DPI has an online list of summer meals sites. This information may change over the course of the summer. Find a list of sites and a map.
The Special Supplemental Nutrition Program for Women, Infants, and Children (WIC) is a nutrition program for pregnant women, infants, women who are breastfeeding, postpartum women, and children younger than age 5. The program provides nutritious foods, infant formula, as well as nutrition education and other support. Income and other eligibility information is available from DHS. To find out more, or to apply for WIC, you can contact your county WIC office.
WIC benefits are not included in ‘Public Charge’ rules and will not have negative impacts on immigration status.
69 WIC local agencies are continuing to serve WIC families, although they are adjusting the way they handle appointments. Most are being conducted remotely over the phone.
Grocery stores are working hard to maintain adequate stocks of WIC eligible foods. WIC is encouraging participants to shop early in the morning to increase their likelihood of finding fully stocked shelves. Wisconsin currently has USDA waivers for the following foods:
- Whole Wheat/Whole Grain Bread. Participants will be allowed to substitute authorized whole wheat/whole grain bread and whole grain options in package sizes up to 24 ounce when 16 ounce packages are unavailable.
- Participants will be allowed to substitute 46 to 64 ounce containers of juice when the prescribed size is not available.
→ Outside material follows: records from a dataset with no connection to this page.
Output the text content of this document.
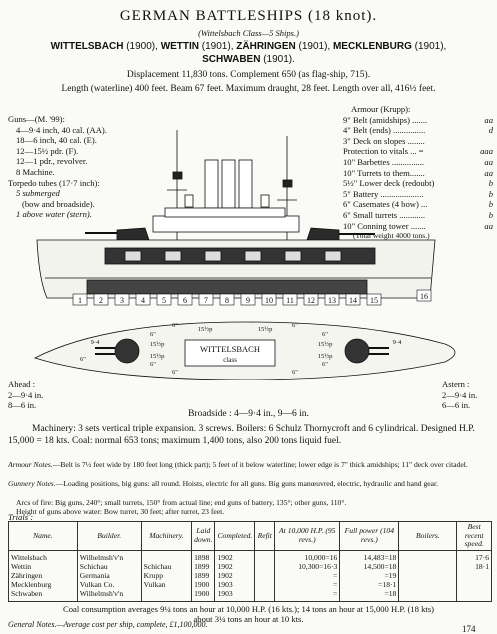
GERMAN BATTLESHIPS (18 knot).
(Wittelsbach Class—5 Ships.)
WITTELSBACH (1900), WETTIN (1901), ZÄHRINGEN (1901), MECKLENBURG (1901),
SCHWABEN (1901).
Displacement 11,830 tons. Complement 650 (as flag-ship, 715).
Length (waterline) 400 feet. Beam 67 feet. Maximum draught, 28 feet. Length over all, 416½ feet.
Guns—(M. '99):
4—9·4 inch, 40 cal. (AA).
18—6 inch, 40 cal. (E).
12—15½ pdr. (F).
12—1 pdr., revolver.
8 Machine.
Torpedo tubes (17·7 inch):
5 submerged
(bow and broadside).
1 above water (stern).
Armour (Krupp):
9" Belt (amidships) .......	aa
4" Belt (ends) ...............	d
3" Deck on slopes ........
Protection to vitals ... =	aaa
10" Barbettes ...............	aa
10" Turrets to them.......	aa
5½" Lower deck (redoubt)	b
5" Battery ....................	b
6" Casemates (4 bow) ...	b
6" Small turrets ............	b
10" Conning tower .......	aa
(Total weight 4000 tons.)
1 2 3 4 5 6 7 8 9 10 11 12 13 14 15	16
WITTELSBACH
class
6"
15½p	15½p
6"
6"	6"
15½p	15½p
9·4	9·4
6"	6"
6"
15½p	15½p
6"
6"
Ahead :
2—9·4 in.
8—6 in.
Astern :
2—9·4 in.
6—6 in.
Broadside : 4—9·4 in., 9—6 in.
Machinery: 3 sets vertical triple expansion. 3 screws. Boilers: 6 Schulz Thornycroft and 6 cylindrical. Designed H.P. 15,000 = 18 kts. Coal: normal 653 tons; maximum 1,400 tons, also 200 tons liquid fuel.
Armour Notes.—Belt is 7½ feet wide by 180 feet long (thick part); 5 feet of it below waterline; lower edge is 7" thick amidships; 11" deck over citadel.
Gunnery Notes.—Loading positions, big guns: all round. Hoists, electric for all guns. Big guns manœuvred, electric, hydraulic and hand gear.
Arcs of fire: Big guns, 240°; small turrets, 150° from actual line; end guns of battery, 135°; other guns, 110°.
Height of guns above water: Bow turret, 30 feet; after turret, 23 feet.
Trials :
Name.	Builder.	Machinery.	Laid down.	Completed.	Refit	At 10,000 H.P. (95 revs.)	Full power (104 revs.)	Boilers.	Best recent speed.
Wittelsbach	Wilhelmsh'v'n		1898	1902		10,000=16	14,483=18		17·6
Wettin	Schichau	Schichau	1899	1902		10,300=16·3	14,500=18		18·1
Zähringen	Germania	Krupp	1899	1902		=	=19		
Mecklenburg	Vulkan Co.	Vulkan	1900	1903		=	=18·1		
Schwaben	Wilhelmsh'v'n		1900	1903		=	=18		
Coal consumption averages 9¼ tons an hour at 10,000 H.P. (16 kts.); 14 tons an hour at 15,000 H.P. (18 kts)
about 3¼ tons an hour at 10 kts.
General Notes.—Average cost per ship, complete, £1,100,000.	174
Participants must still select 100% fruit or vegetable juice that meets federal standards.
Hundreds of food pantries around the state are providing households with needed food during the COVID-19 emergency. Pantries have adapted their normal procedures so they can distribute food safely. Many are providing pre-packed boxes of food, and many are using curbside or drive-through pickup options. 211-Wisconsin can help connect you with food pantries and other assistance. You can use the website to find information, or you can call 211.